Feb 172013

Orthodoxy and Icons
As the controversy over icons developed in the Byzantine Empire, many saw the use of icons as a necessary consequence of the Incarnation of Christ as expressed in the Nicene Creed. If the Word of God truly took flesh, He could be depicted in images. As St John of Damascus wrote, “In the old days, the incorporeal and infinite God was never depicted. Now, however, when God has been seen clothed in flesh and talking with mortals, I make an image of the God whom I see. I do not worship matter; I worship the God of matter, who became matter for my sake, and deigned to inhabit matter, who worked out my salvation through matter.
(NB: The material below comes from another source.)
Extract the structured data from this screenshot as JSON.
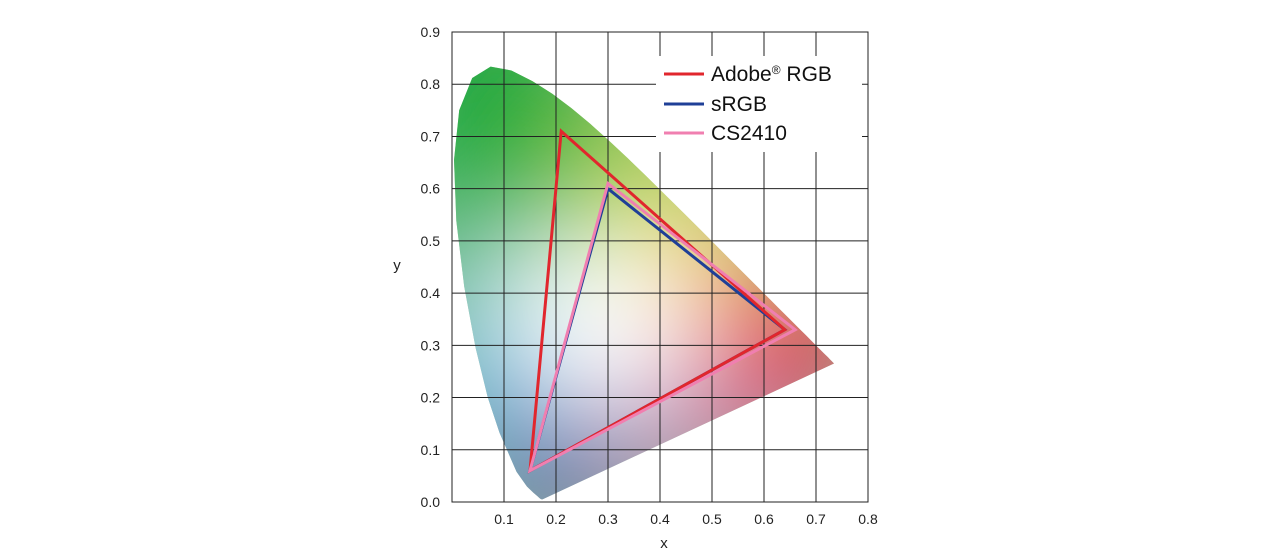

I will not cease from honoring that matter which works my salvation.” Since the Church saw icons as connected with its faith in the Incarnation, it came to see icons as an expression of the Orthodox faith. Thus the definitive restoration of icons in Constantinople on the first Sunday of the Great Fast in the year 842 was called the “Triumph of Orthodoxy.”The Synodikon of Orthodoxy
During the Great Doxology at Orthros a procession is formed of many people carrying icons. When the procession comes to a halt the typikon prescribes the chanting of a document called the “Synodikon of Orthodoxy.” Although there are many local variants of this text, they all begin as follows:“Let us Orthodox people, now celebrating this Day of Orthodoxy, especially glorify God, the Author of all goodness! Blessed is He forever. This is our God, who acquired and established His beloved heritage, the Holy Church, the foundations of which He laid even in Paradise, thereby comforting by His infallible Word, our forefathers who had fallen through disobedience. This is our God who, directing us to His saving promise, left not Himself without a witness, but first foretold the future salvation through the forefathers and prophets, and by manifold means gave lively descriptions of it. This is our God, who at sundry times and in divers manners spoke in antiquity to the fathers by the prophets, and in these latter days spoke to us by His Son, with whom also He created the ages: who declared His goodwill toward us, disclosed the heavenly mysteries, assured us the truth of the Gospel through the power of the Holy Spirit; who sent His apostles to preach the Gospel of the Kingdom to all the world, and confirmed it by various powers and miracles. Following this salutary revelation, and holding this Gospel, we believe…” And the people proclaim the Nicene Creed.After the Creed the Synodikon continues:
“As the prophets beheld, as the Apostles have taught... as the Church has received ...as the teachers have dogmatized... as the Universe has agreed... as Grace has shown forth... as Truth has revealed... as falsehood has been dissolved... as Wisdom has presented... as Christ awarded... thus we declare... thus we assert... thus we preach Christ our true God, and honor as Saints in words, in writings, in thoughts, in sacrifices, in churches, in Holy Icons; on the one hand worshiping and reverencing Christ as God and Lord; and on the other hand honoring them as true servants of the same Lord of all and accordingly offering them veneration.”And the People respond in a loud voice: “This is the Faith of the Apostles, this is the Faith of the Fathers, this is the Faith of the Orthodox, this is the Faith which has established the Universe.” The Synodikon concludes with the proclamation of Many Years to the living defenders of Orthodoxy, Memory Eternal to the departed and Anathema to those who deny the faith just proclaimed. When we venerate icons, then, we point in a concrete if wordless way to the truth of Christ’s Incarnation. He took on our nature completely and transfigured it completely, including our material side, which we honor in this material way. Icons of the saints point to the presence of the Holy Spirit, the Giver of life, in the Church which transformed them as well. Icons, therefore, profess without words what we proclaim verbally in the Creed.